Designing Pb-Free High-Entropy Relaxor Ferroelectrics with Machine Learning Assistance for High Energy Storage
Banghua Zhu, Xingcheng Wang, Ji Zhang, Huajie Luo, Laijun Liu, Jöerg C. Neuefeind, Hui Liu, Jun Chen
Abstract
High-entropy tactics present exceptional promise in advancing the dielectric energy storage of relaxor ferroelectrics, thereby benefiting various pulsed-power electronic systems. However, their vast composition space poses challenges in the rational design of a high-performance system. Herein, we present a machine learning-supplemented strategy to design high-entropy relaxors, demonstrating an ultrahigh energy-storage density of 17.2 J cm –3 and high efficiency of 87% at a high breakdown strength of 79 kV mm –1 . By integrating six A -site and one B -site critical intrinsic features of constituent ions, deduced from a constructed random forest regression model, the (Bi 2/5 Na 1/5 K 1/5 Ba 1/5 )(Ti,Hf)O 3 high-entropy system is identified.
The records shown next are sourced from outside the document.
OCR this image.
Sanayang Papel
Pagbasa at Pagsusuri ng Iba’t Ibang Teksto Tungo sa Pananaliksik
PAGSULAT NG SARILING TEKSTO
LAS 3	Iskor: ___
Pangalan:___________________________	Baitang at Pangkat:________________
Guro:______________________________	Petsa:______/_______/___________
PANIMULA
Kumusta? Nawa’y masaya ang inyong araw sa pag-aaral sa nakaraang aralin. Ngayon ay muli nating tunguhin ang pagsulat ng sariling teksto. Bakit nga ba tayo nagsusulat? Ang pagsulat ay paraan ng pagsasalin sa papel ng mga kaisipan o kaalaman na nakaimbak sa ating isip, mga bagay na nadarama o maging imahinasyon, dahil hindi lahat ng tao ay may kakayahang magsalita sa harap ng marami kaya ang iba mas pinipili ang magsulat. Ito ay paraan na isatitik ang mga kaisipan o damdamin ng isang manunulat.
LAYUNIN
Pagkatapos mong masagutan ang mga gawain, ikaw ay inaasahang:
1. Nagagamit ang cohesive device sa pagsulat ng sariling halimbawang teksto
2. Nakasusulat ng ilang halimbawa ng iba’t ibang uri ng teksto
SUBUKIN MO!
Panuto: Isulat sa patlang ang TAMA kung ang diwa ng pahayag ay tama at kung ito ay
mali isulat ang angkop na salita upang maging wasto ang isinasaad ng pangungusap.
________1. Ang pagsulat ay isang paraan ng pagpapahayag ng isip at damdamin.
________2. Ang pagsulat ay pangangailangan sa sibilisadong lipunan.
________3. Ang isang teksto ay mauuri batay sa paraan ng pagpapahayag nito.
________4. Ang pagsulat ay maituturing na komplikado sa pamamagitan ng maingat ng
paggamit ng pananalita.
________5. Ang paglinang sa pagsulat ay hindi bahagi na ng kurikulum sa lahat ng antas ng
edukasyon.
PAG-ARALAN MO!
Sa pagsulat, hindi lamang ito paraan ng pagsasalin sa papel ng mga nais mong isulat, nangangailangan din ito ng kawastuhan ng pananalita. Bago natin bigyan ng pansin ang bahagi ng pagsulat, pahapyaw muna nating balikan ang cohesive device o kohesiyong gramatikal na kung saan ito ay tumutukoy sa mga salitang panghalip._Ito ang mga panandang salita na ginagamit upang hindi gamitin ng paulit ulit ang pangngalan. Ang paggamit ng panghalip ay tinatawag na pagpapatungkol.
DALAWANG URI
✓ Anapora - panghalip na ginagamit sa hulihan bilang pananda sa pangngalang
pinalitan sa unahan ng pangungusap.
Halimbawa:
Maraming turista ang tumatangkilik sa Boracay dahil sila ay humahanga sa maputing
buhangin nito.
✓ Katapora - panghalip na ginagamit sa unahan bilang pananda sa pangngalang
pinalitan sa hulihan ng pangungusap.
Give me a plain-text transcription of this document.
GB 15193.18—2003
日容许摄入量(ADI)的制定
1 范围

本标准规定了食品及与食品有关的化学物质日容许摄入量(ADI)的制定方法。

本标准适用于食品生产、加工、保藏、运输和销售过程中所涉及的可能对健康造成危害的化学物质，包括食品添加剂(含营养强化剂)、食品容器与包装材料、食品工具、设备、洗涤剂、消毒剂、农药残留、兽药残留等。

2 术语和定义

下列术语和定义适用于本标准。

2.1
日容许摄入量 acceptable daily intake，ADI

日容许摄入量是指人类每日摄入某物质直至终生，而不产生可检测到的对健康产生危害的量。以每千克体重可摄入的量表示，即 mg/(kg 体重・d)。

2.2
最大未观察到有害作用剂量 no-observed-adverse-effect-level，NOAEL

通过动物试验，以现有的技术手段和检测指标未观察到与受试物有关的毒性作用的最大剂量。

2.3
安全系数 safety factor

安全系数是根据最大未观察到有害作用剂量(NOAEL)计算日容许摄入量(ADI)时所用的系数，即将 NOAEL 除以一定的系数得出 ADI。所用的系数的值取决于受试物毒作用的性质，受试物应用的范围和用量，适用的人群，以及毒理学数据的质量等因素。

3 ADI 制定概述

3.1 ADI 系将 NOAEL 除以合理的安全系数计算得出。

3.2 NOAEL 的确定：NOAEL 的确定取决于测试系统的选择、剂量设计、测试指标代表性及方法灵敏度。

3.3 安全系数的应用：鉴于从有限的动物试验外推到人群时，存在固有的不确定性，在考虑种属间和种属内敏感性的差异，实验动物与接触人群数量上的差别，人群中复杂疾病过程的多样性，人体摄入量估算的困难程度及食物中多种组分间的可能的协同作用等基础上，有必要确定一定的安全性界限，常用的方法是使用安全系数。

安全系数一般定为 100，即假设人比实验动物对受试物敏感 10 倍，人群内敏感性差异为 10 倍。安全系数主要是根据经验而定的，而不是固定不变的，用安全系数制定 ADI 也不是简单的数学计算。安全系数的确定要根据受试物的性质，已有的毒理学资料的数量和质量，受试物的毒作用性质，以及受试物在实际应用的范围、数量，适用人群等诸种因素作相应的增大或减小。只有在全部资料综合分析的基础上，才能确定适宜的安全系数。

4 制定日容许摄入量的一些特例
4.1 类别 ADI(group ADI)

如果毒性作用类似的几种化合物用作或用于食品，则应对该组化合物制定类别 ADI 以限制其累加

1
Atomic-level local structural analysis reveals that incorporating these certified cations, with diverse local polar and lattice construction characteristics, results in a highly fluctuating local polarization structure. This favorable structure is characterized by pronounced orientation disorder and a broadly distributed length of unit-cell polarization vectors within the expanded lattice framework. Macroscopically, the optimized relaxor displays high dielectric susceptibility and large resistance. Moreover, a large discharge energy density of 5.8 J cm –3 and power energy density of 447 MW cm –3, along with outstanding operational stability, are achieved. This study presents a data-driven model to explore complex intrinsic features and facilitate the design of high-performance relaxors.